We conclude that the rare p.A152T variant is likely to increase the susceptibility to the development of neurodegenerative conditions with abnormal tau accumulation. Further functional studies are necessary to fully dissect the functional consequences and precise pathogenic mechanisms associated with this mutation. The evidence for the pathogenicity of this variant is not strong enough for these data to be used in genetic counseling.

Disclosure statement

None of the authors have potential or actual conflicts of interest, and all the authors have seen the manuscript before submission.
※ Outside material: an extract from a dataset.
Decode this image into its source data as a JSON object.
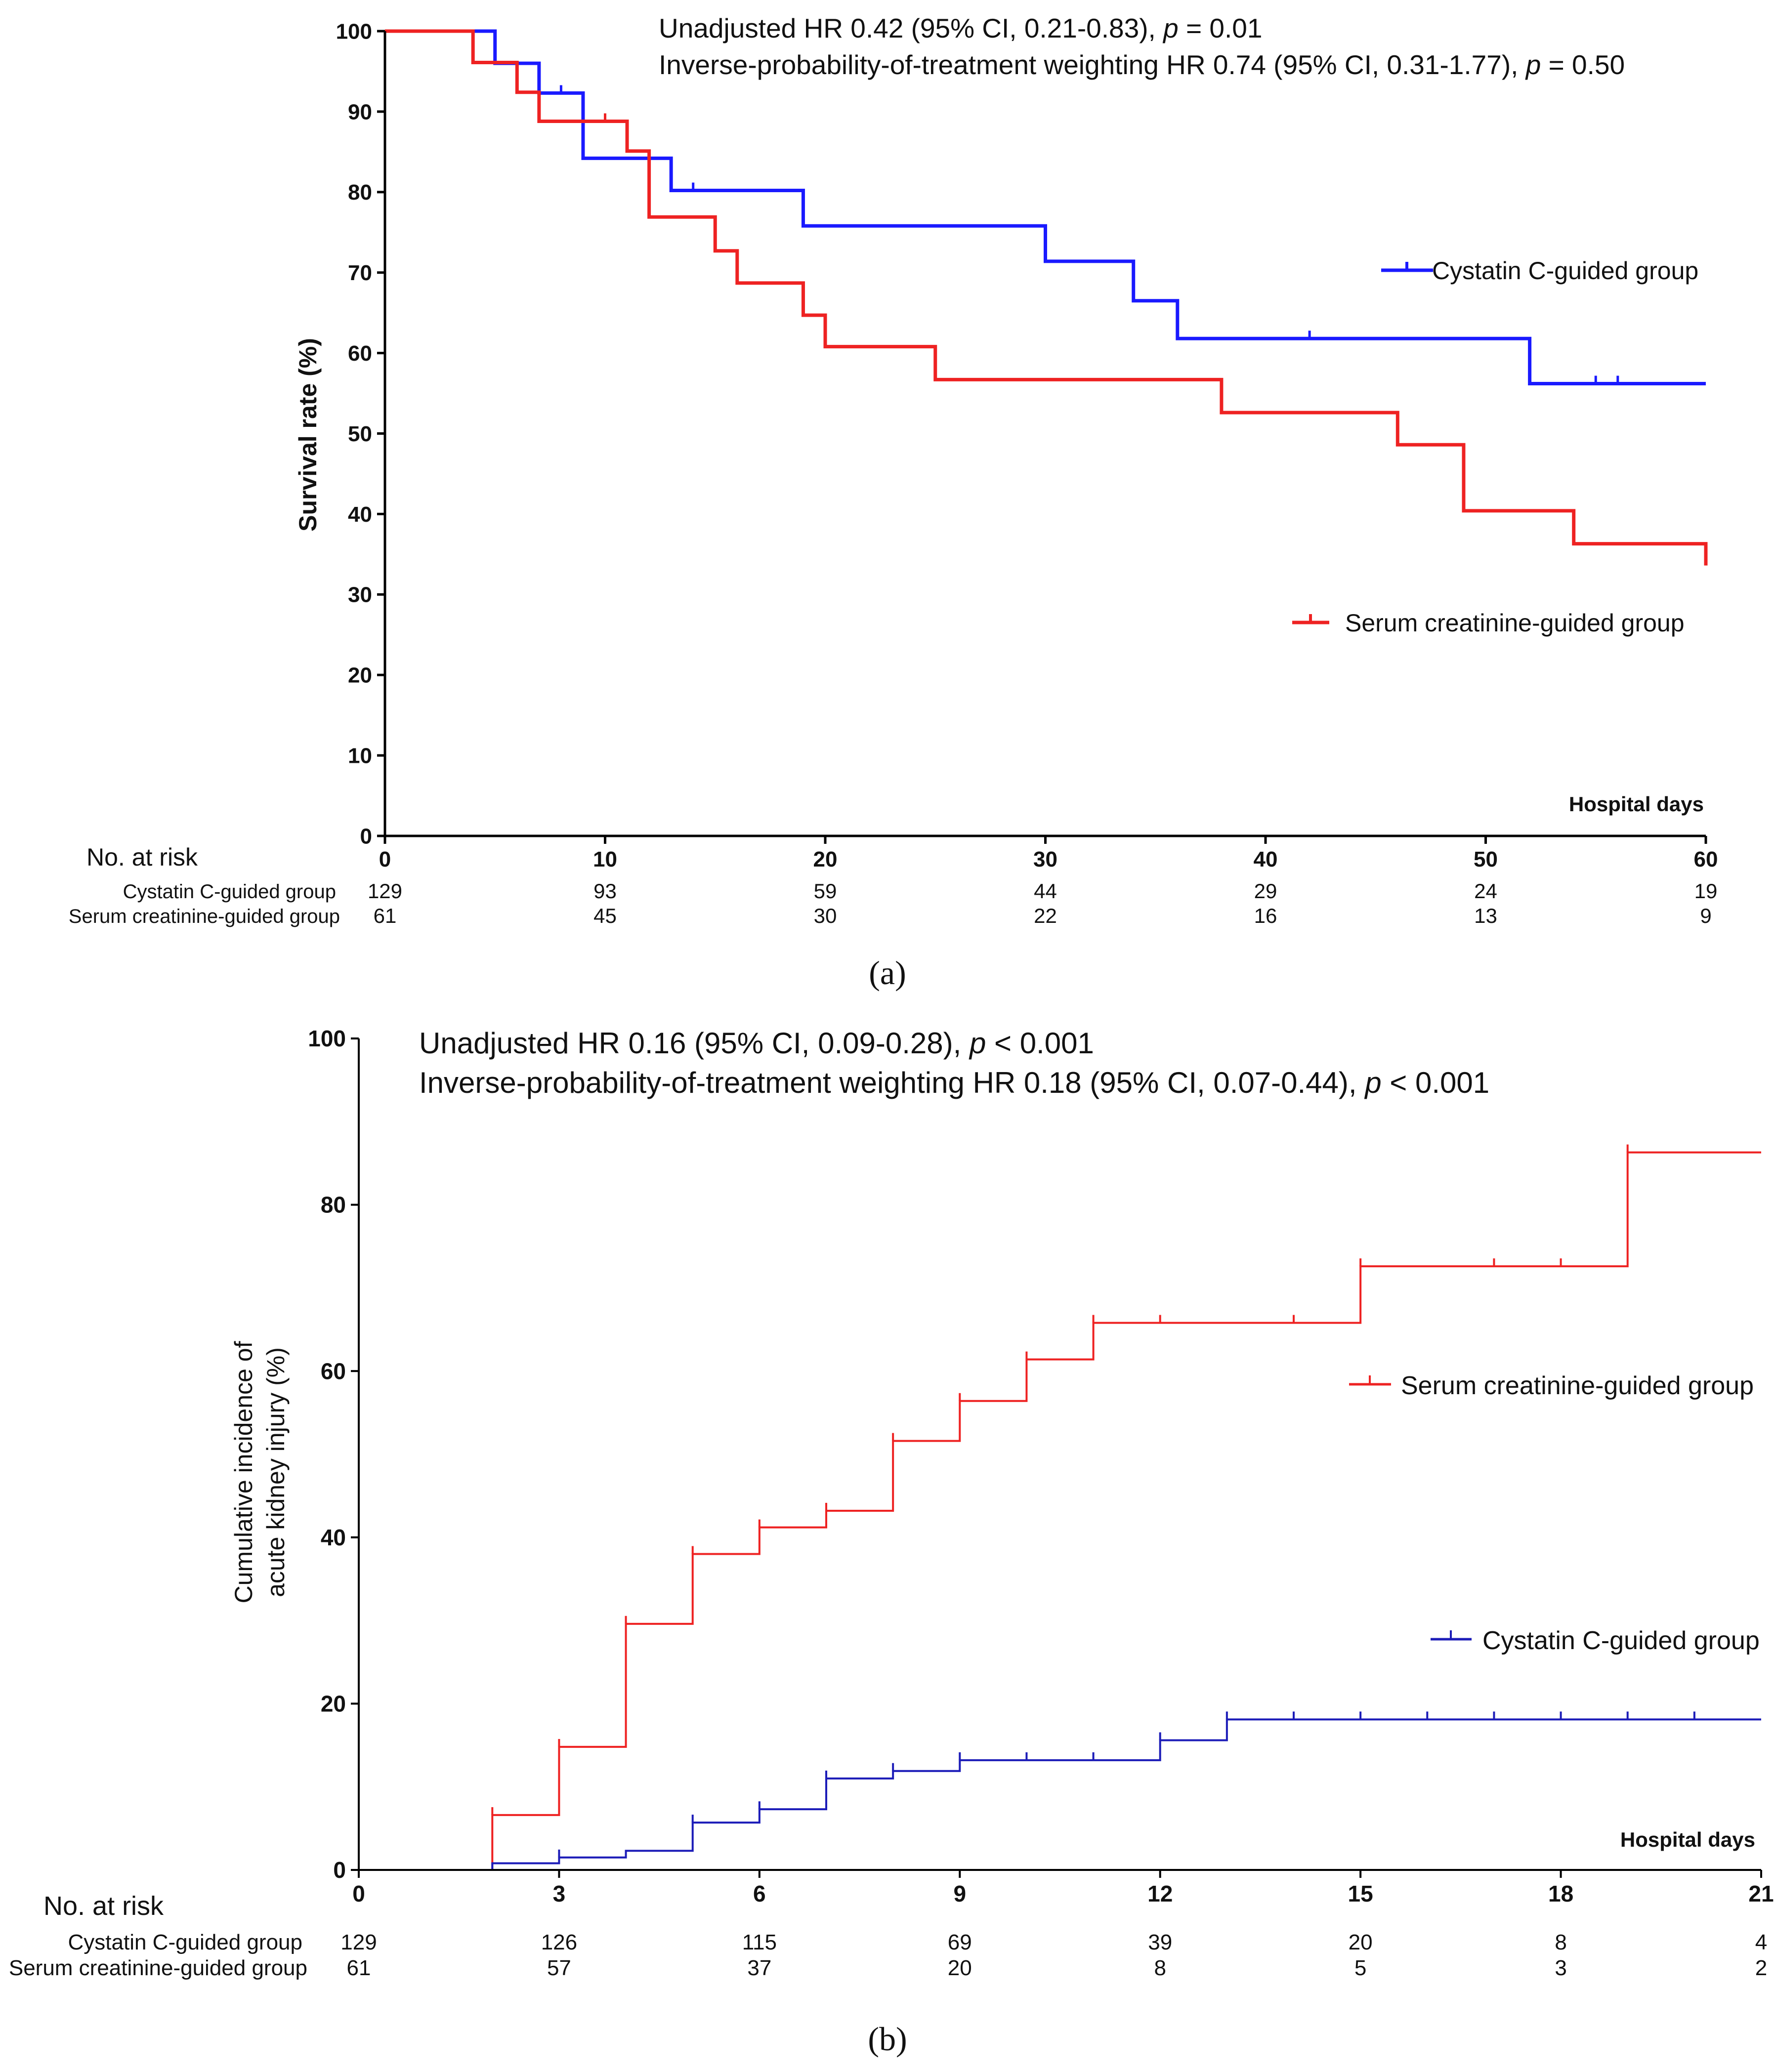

The work was funded by the Reta Lila Weston Foundation, the PSP Brain Bank, USA Parkinson's Disease Foundation and the MRC/Wellcome Trust through a PD Centre Grant, and by the Wellcome Trust. The funding source had no role in study design, data collection and analysis, decision to publish, or preparation of the manuscript.

There is no animal work in the manuscript, and the human work on blood and pathology materials has been carried out in compliance with UK regulations.